Republicans strengthened their grip on the Texas Senate on Wednesday, shrugging off nearly 70 years of tradition with a rules change that knocks out the Democrats' ability to block legislation on party-line votes.
Republicans hold a 20-11 majority in the upper chamber, which under the old "two-thirds" rule would have left them one vote short of being able to bring up bills for debate without at least one Democrat. The tradition ensured that, even though it could be outvoted on every issue, the minority party could effectively block the most controversial bills from the floor.
By reducing the number required to 19, the GOP seized a controlling majority over just about every major Senate vote to come in the session with a small cushion to spare. And though a small numerical change, it could have a huge impact as it may leave Democrats powerless to block bills or force compromise on issues such as school choice, gun rights, immigration and state spending.

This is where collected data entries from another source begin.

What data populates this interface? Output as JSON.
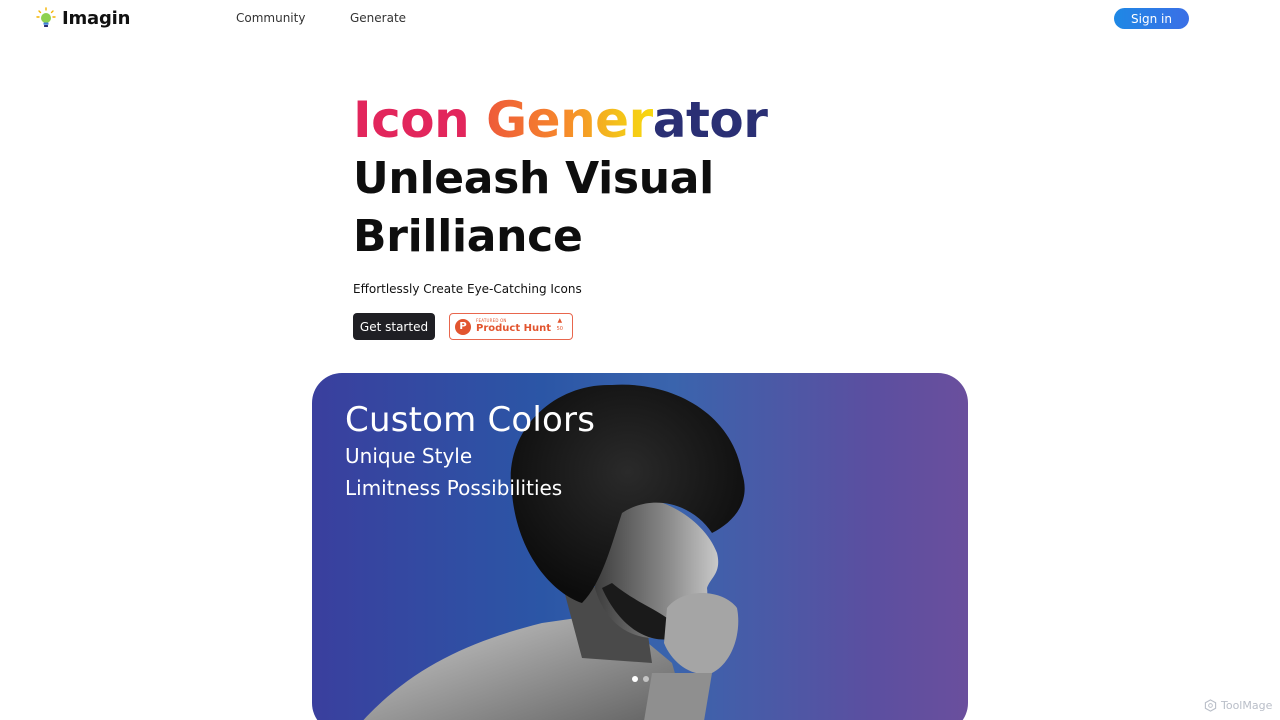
{
  "header": {
    "brand": "Imagin",
    "brand_icon": "lightbulb-icon",
    "nav": [
      "Community",
      "Generate"
    ],
    "signin_label": "Sign in"
  },
  "hero": {
    "title_parts": [
      "Icon",
      "Gener",
      "ator"
    ],
    "headline_line1": "Unleash Visual",
    "headline_line2": "Brilliance",
    "subtitle": "Effortlessly Create Eye-Catching Icons",
    "cta_label": "Get started",
    "product_hunt": {
      "featured": "FEATURED ON",
      "name": "Product Hunt",
      "votes": "50",
      "icon": "product-hunt-icon"
    }
  },
  "showcase": {
    "title": "Custom Colors",
    "line1": "Unique Style",
    "line2": "Limitness Possibilities",
    "slides": 2,
    "active_slide": 0
  },
  "watermark": "ToolMage",
  "colors": {
    "accent_blue": "#1e88e5",
    "icon_pink": "#e2265c",
    "gener_orange": "#f6862c",
    "ator_navy": "#2a2f74",
    "product_hunt": "#e2552f"
  }
}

The rule change was near the top of new Lt. Gov. Dan Patrick's wish list. The former state senator and tea party favorite first sought to change the rule in 2007 when he was voted down 30-1 on his first day in the Legislature.

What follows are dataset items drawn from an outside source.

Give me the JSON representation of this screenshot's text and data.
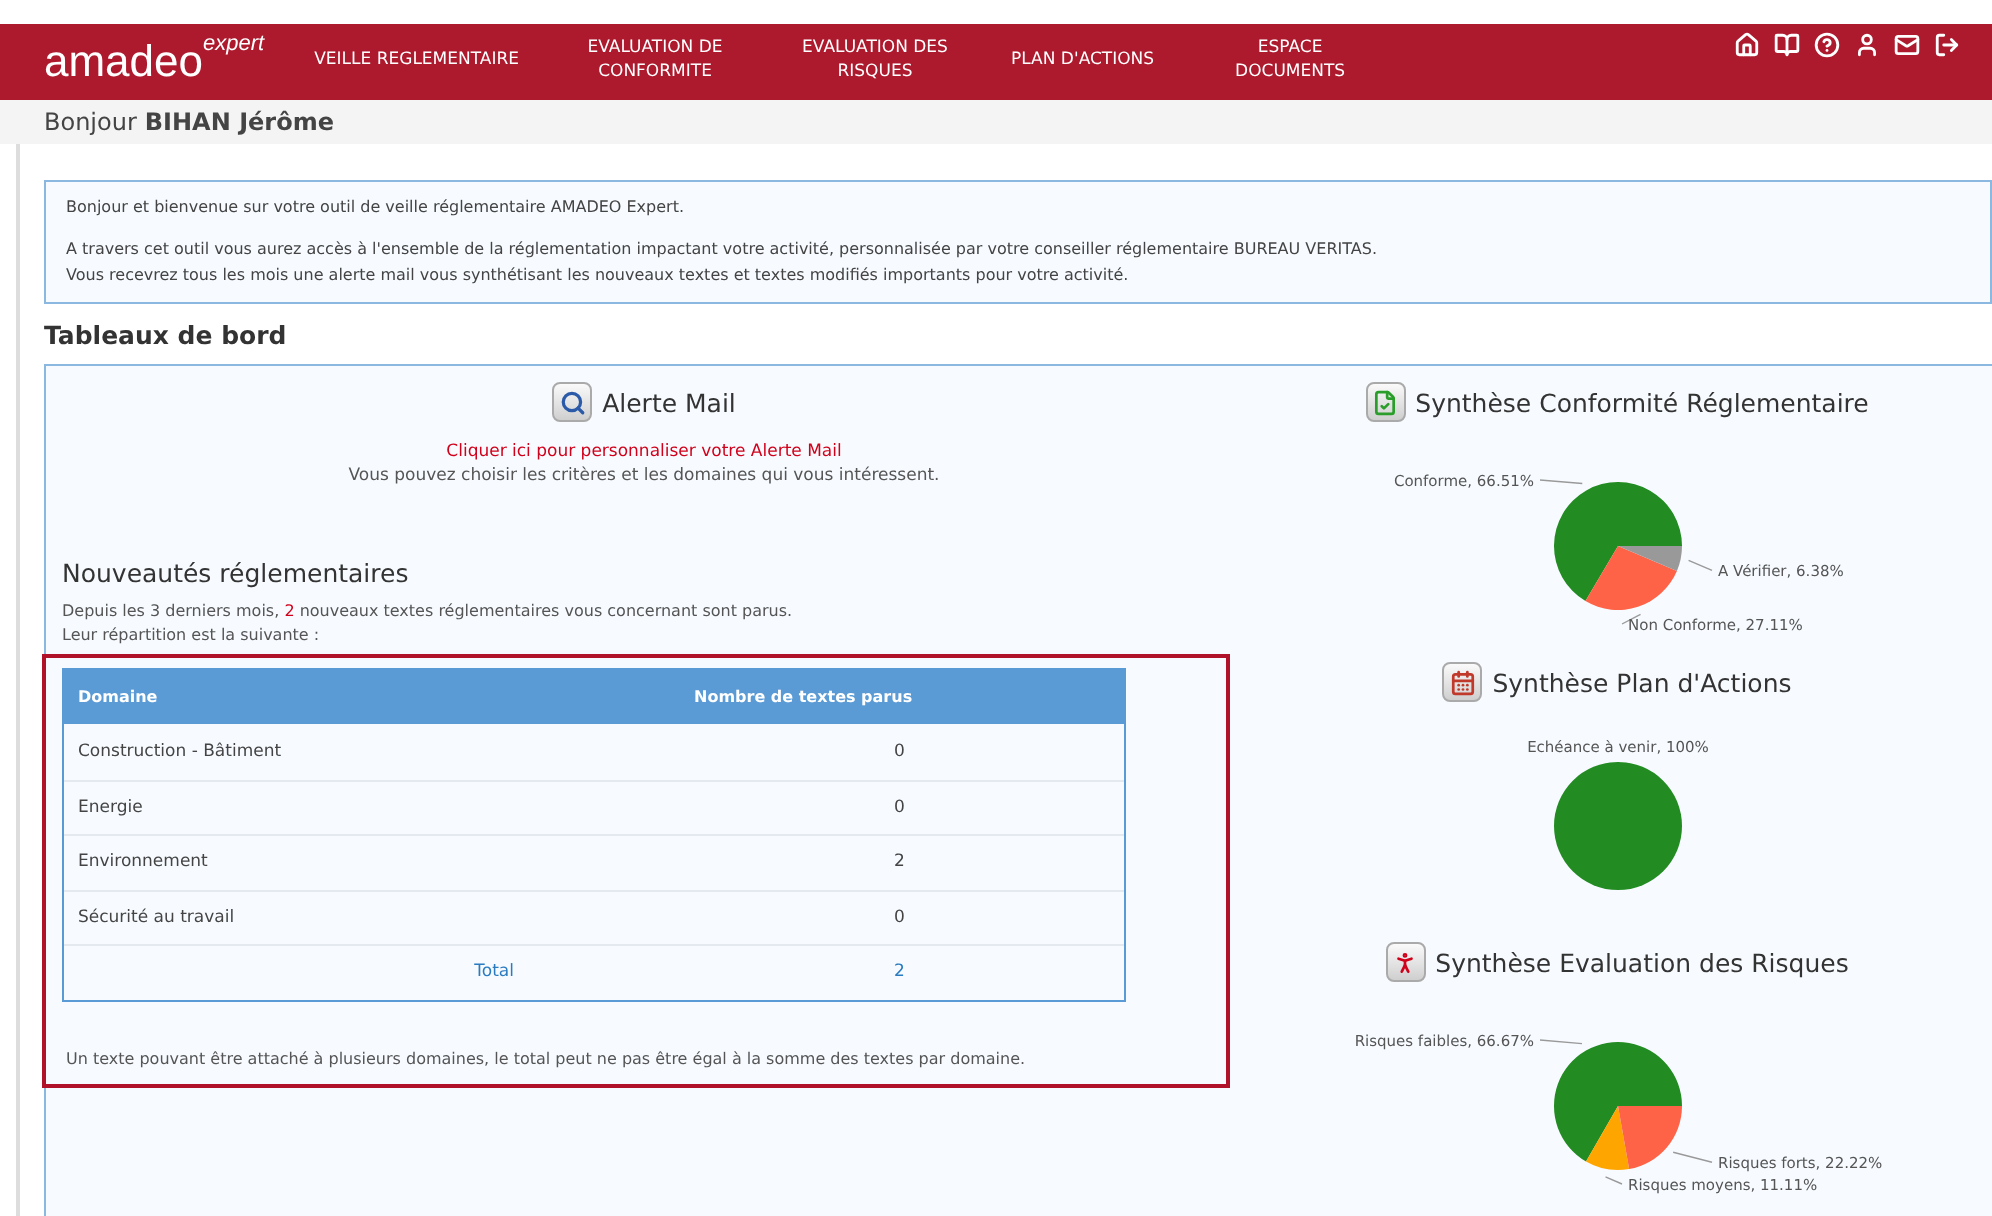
{
  "header": {
    "logo": "amadeo",
    "logo_sup": "expert",
    "nav": [
      {
        "label": "VEILLE REGLEMENTAIRE"
      },
      {
        "label": "EVALUATION DE CONFORMITE"
      },
      {
        "label": "EVALUATION DES RISQUES"
      },
      {
        "label": "PLAN D'ACTIONS"
      },
      {
        "label": "ESPACE DOCUMENTS"
      }
    ],
    "icons": [
      {
        "kind": "home"
      },
      {
        "kind": "book"
      },
      {
        "kind": "help"
      },
      {
        "kind": "user"
      },
      {
        "kind": "mail"
      },
      {
        "kind": "logout"
      }
    ]
  },
  "greeting": {
    "prefix": "Bonjour",
    "name": "BIHAN Jérôme"
  },
  "welcome": [
    "Bonjour et bienvenue sur votre outil de veille réglementaire AMADEO Expert.",
    "A travers cet outil vous aurez accès à l'ensemble de la réglementation impactant votre activité, personnalisée par votre conseiller réglementaire BUREAU VERITAS.",
    "Vous recevrez tous les mois une alerte mail vous synthétisant les nouveaux textes et textes modifiés importants pour votre activité."
  ],
  "dashboard_title": "Tableaux de bord",
  "alert": {
    "title": "Alerte Mail",
    "link": "Cliquer ici pour personnaliser votre Alerte Mail",
    "text": "Vous pouvez choisir les critères et les domaines qui vous intéressent."
  },
  "news": {
    "title": "Nouveautés réglementaires",
    "intro_before": "Depuis les 3 derniers mois, ",
    "intro_count": "2",
    "intro_after": " nouveaux textes réglementaires vous concernant sont parus.",
    "intro_line2": "Leur répartition est la suivante :",
    "columns": [
      "Domaine",
      "Nombre de textes parus"
    ],
    "rows": [
      {
        "domain": "Construction - Bâtiment",
        "count": "0"
      },
      {
        "domain": "Energie",
        "count": "0"
      },
      {
        "domain": "Environnement",
        "count": "2"
      },
      {
        "domain": "Sécurité au travail",
        "count": "0"
      }
    ],
    "total_label": "Total",
    "total": "2",
    "note": "Un texte pouvant être attaché à plusieurs domaines, le total peut ne pas être égal à la somme des textes par domaine."
  },
  "syntheses": [
    {
      "title": "Synthèse Conformité Réglementaire",
      "chart_data": {
        "type": "pie",
        "series": [
          {
            "values": [
              66.51,
              27.11,
              6.38
            ]
          }
        ],
        "colors": [
          "#228b22",
          "#ff6347",
          "#999999"
        ],
        "value_labels": [
          "Conforme, 66.51%",
          "Non Conforme, 27.11%",
          "A Vérifier, 6.38%"
        ]
      }
    },
    {
      "title": "Synthèse Plan d'Actions",
      "chart_data": {
        "type": "pie",
        "series": [
          {
            "values": [
              100
            ]
          }
        ],
        "colors": [
          "#228b22"
        ],
        "value_labels": [
          "Echéance à venir, 100%"
        ]
      }
    },
    {
      "title": "Synthèse Evaluation des Risques",
      "chart_data": {
        "type": "pie",
        "series": [
          {
            "values": [
              66.67,
              11.11,
              22.22
            ]
          }
        ],
        "colors": [
          "#228b22",
          "#ffa500",
          "#ff6347"
        ],
        "value_labels": [
          "Risques faibles, 66.67%",
          "Risques moyens, 11.11%",
          "Risques forts, 22.22%"
        ]
      }
    }
  ]
}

Less than a decade later, Patrick is the new presiding officer over the chamber and delivered on a promise to consolidate GOP voting power after the party's sweeping success in the November elections.

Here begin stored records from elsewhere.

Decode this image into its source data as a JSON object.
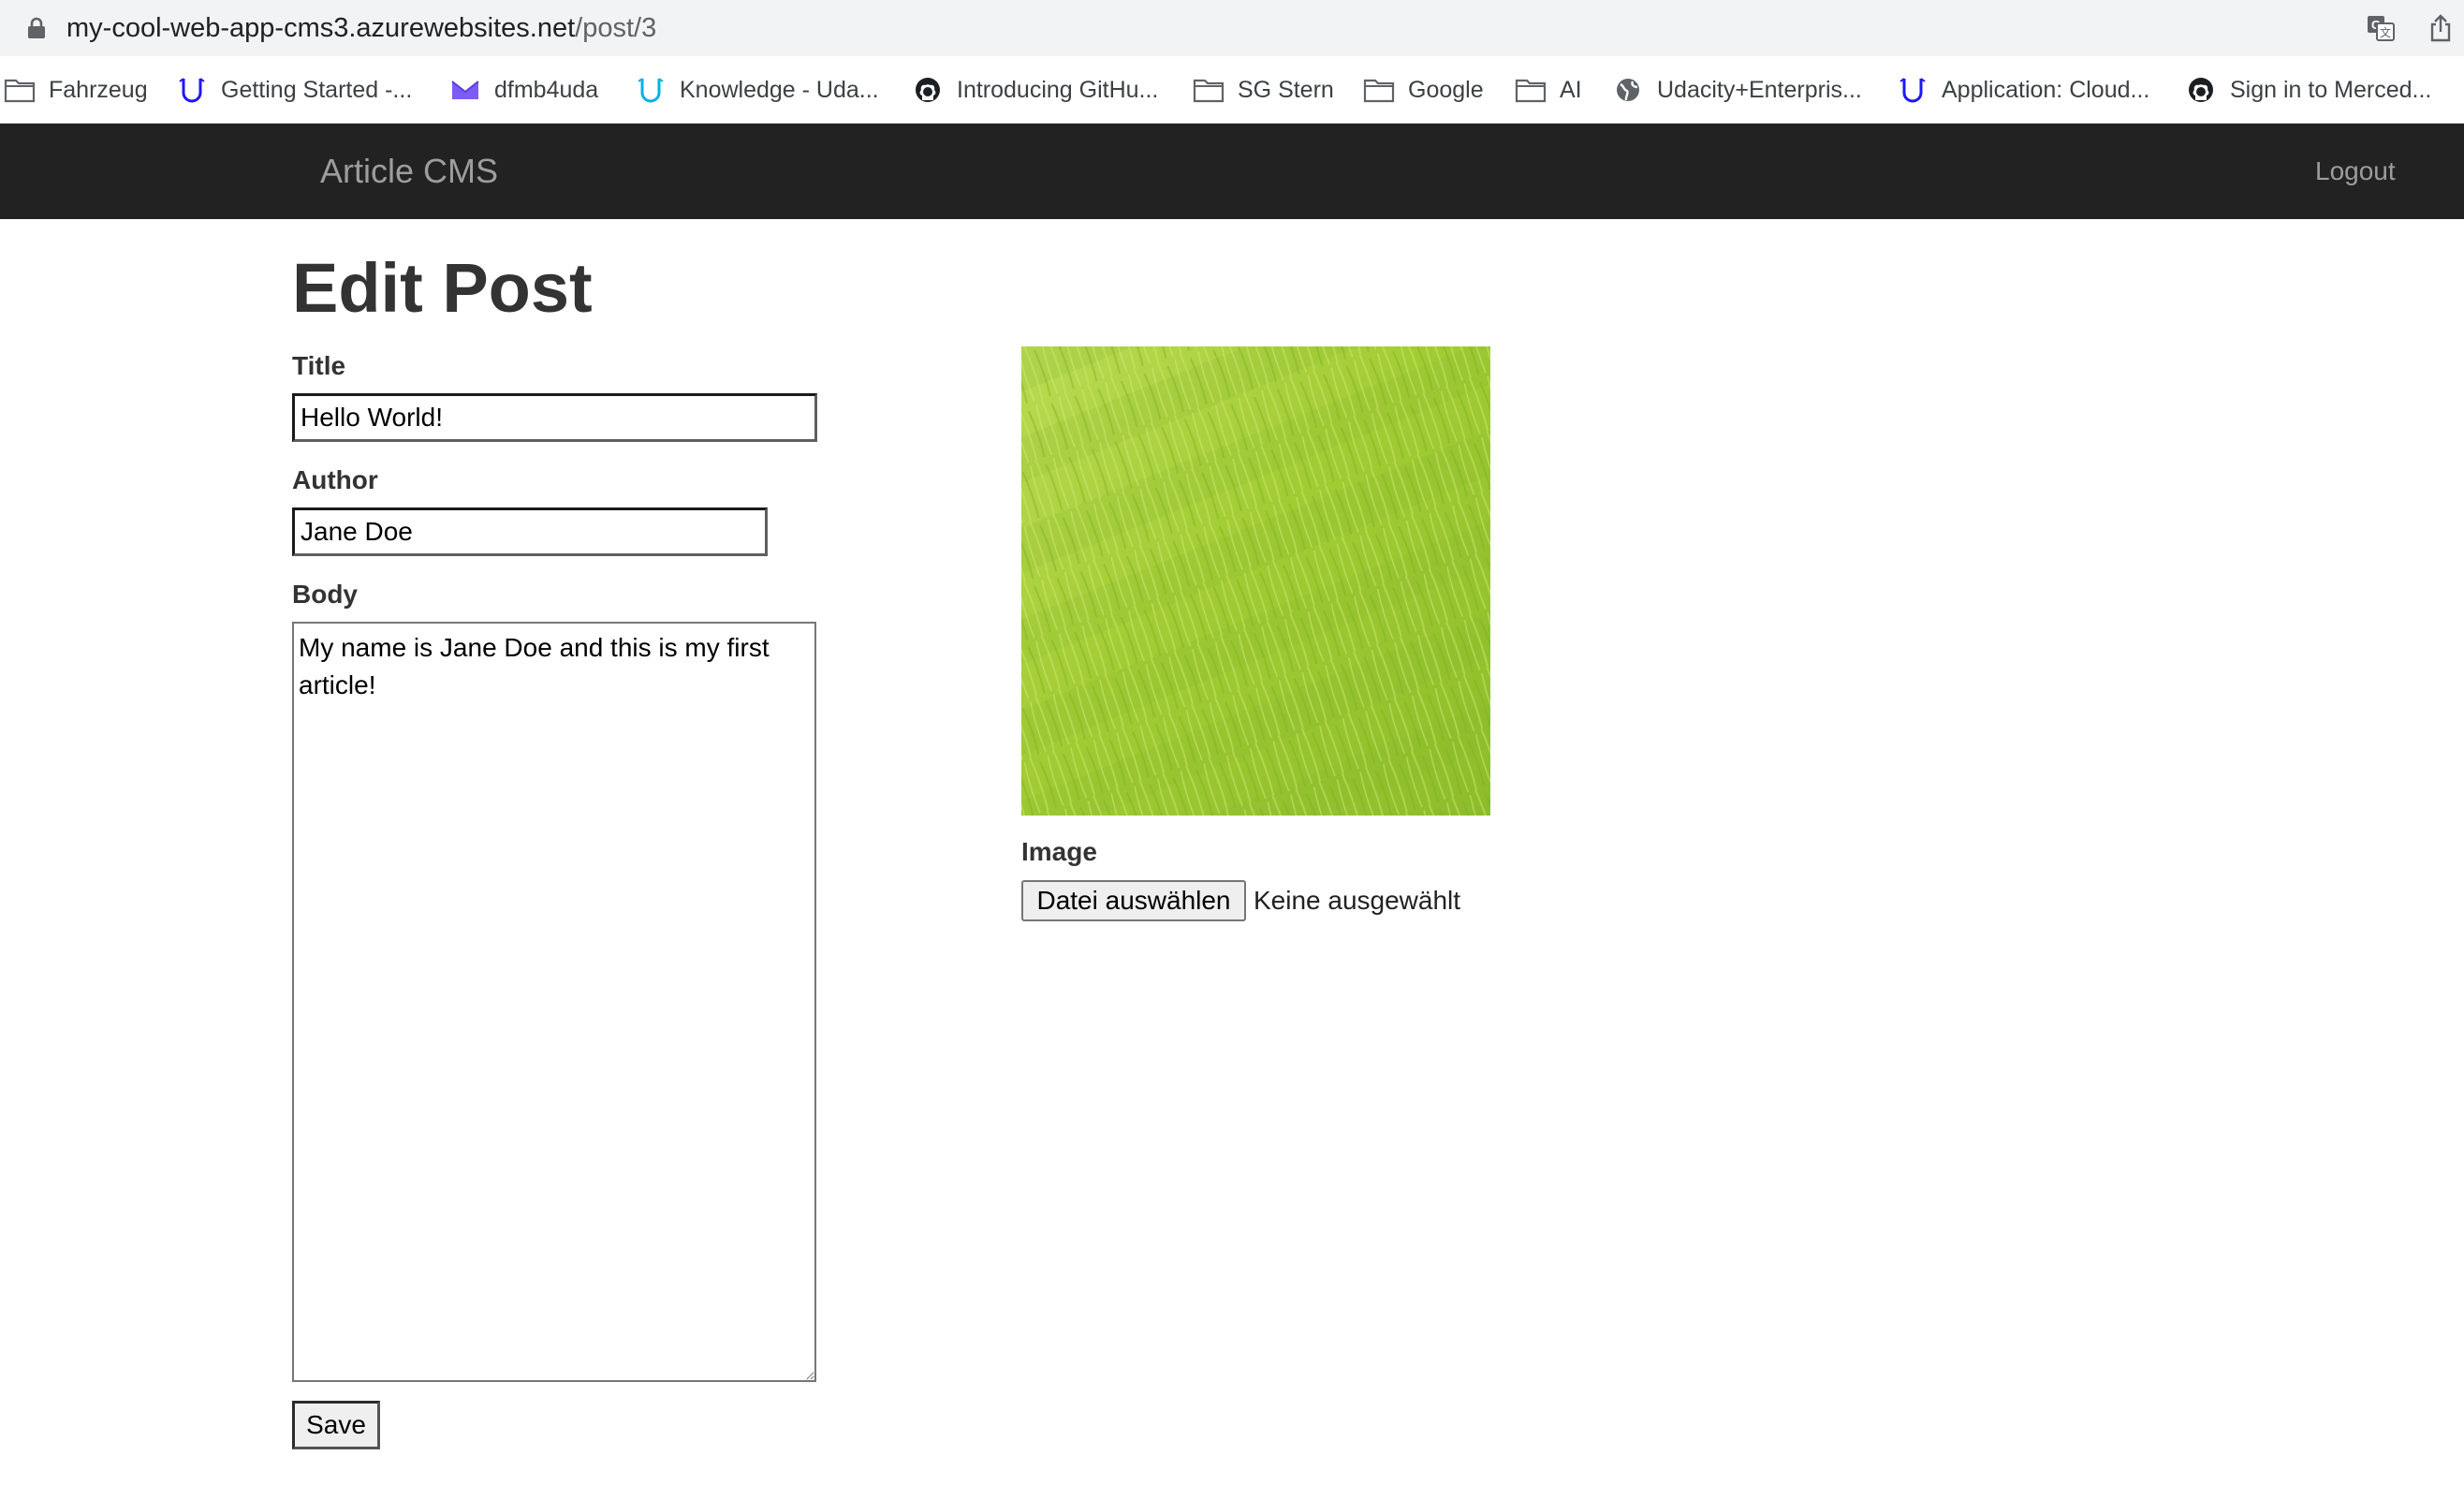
{
  "browser": {
    "url_host": "my-cool-web-app-cms3.azurewebsites.net",
    "url_path": "/post/3",
    "bookmarks": [
      {
        "label": "Fahrzeug",
        "icon": "folder-icon"
      },
      {
        "label": "Getting Started -...",
        "icon": "udacity-icon"
      },
      {
        "label": "dfmb4uda",
        "icon": "mail-icon"
      },
      {
        "label": "Knowledge - Uda...",
        "icon": "udacity-icon"
      },
      {
        "label": "Introducing GitHu...",
        "icon": "github-icon"
      },
      {
        "label": "SG Stern",
        "icon": "folder-icon"
      },
      {
        "label": "Google",
        "icon": "folder-icon"
      },
      {
        "label": "AI",
        "icon": "folder-icon"
      },
      {
        "label": "Udacity+Enterpris...",
        "icon": "globe-icon"
      },
      {
        "label": "Application: Cloud...",
        "icon": "udacity-icon"
      },
      {
        "label": "Sign in to Merced...",
        "icon": "github-icon"
      }
    ]
  },
  "navbar": {
    "brand": "Article CMS",
    "logout": "Logout"
  },
  "page": {
    "title": "Edit Post"
  },
  "form": {
    "title_label": "Title",
    "title_value": "Hello World!",
    "author_label": "Author",
    "author_value": "Jane Doe",
    "body_label": "Body",
    "body_value": "My name is Jane Doe and this is my first article!",
    "image_label": "Image",
    "file_button": "Datei auswählen",
    "file_status": "Keine ausgewählt",
    "save_label": "Save"
  },
  "colors": {
    "navbar_bg": "#222222",
    "navbar_text": "#9d9d9d",
    "grass": "#a7cf3a"
  }
}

"It will help us deliver a conservative agenda a majority of Texas voters elected us to pass," Patrick said after the vote.
Republicans needed only a majority vote to make the much-watched change. The 20-10 vote broke mostly along party lines, with Sen. Eddie Lucio Brownsville as the only Democrat to join Republicans in support. One Republican, Sen. Craig Estes of Wichita Falls, did not vote.
Sen. Kevin Eltife, R-Tyler, who pushed for the change to 19, said it still didn't go far enough for some Republicans who wanted straight "majority rule" -- or 16 members -- to pass bills. Eltife noted that it will still take a "super majority" to bring bills to a vote.
The old two-thirds rule had been in place since 1947 and was among the few tools left for Democrats to force negotiations with Republicans, who have controlled the Senate since 1999 and held majorities in both the House and Senate since 2003.
The staid Senate is steeped in tradition, however, which had helped thwart similar attempts to change the rules during recent sessions.
The Republican-led Senate has carved out special exceptions to the voting rule several times over the last decade, most notably to pass controversial voter identification and redistricting laws that are being challenged in court.
In 2003, Senate Democrats fled the state to New Mexico over a redistricting vote, effectively shutting down Senate business for a month before returning home.
Sen. Jon Whitmire, D-Houston, chided Republicans by noting that they had found plenty of ways to get around the rule in the past.
"I can't think of anything you haven't been able to do," Whitmire said.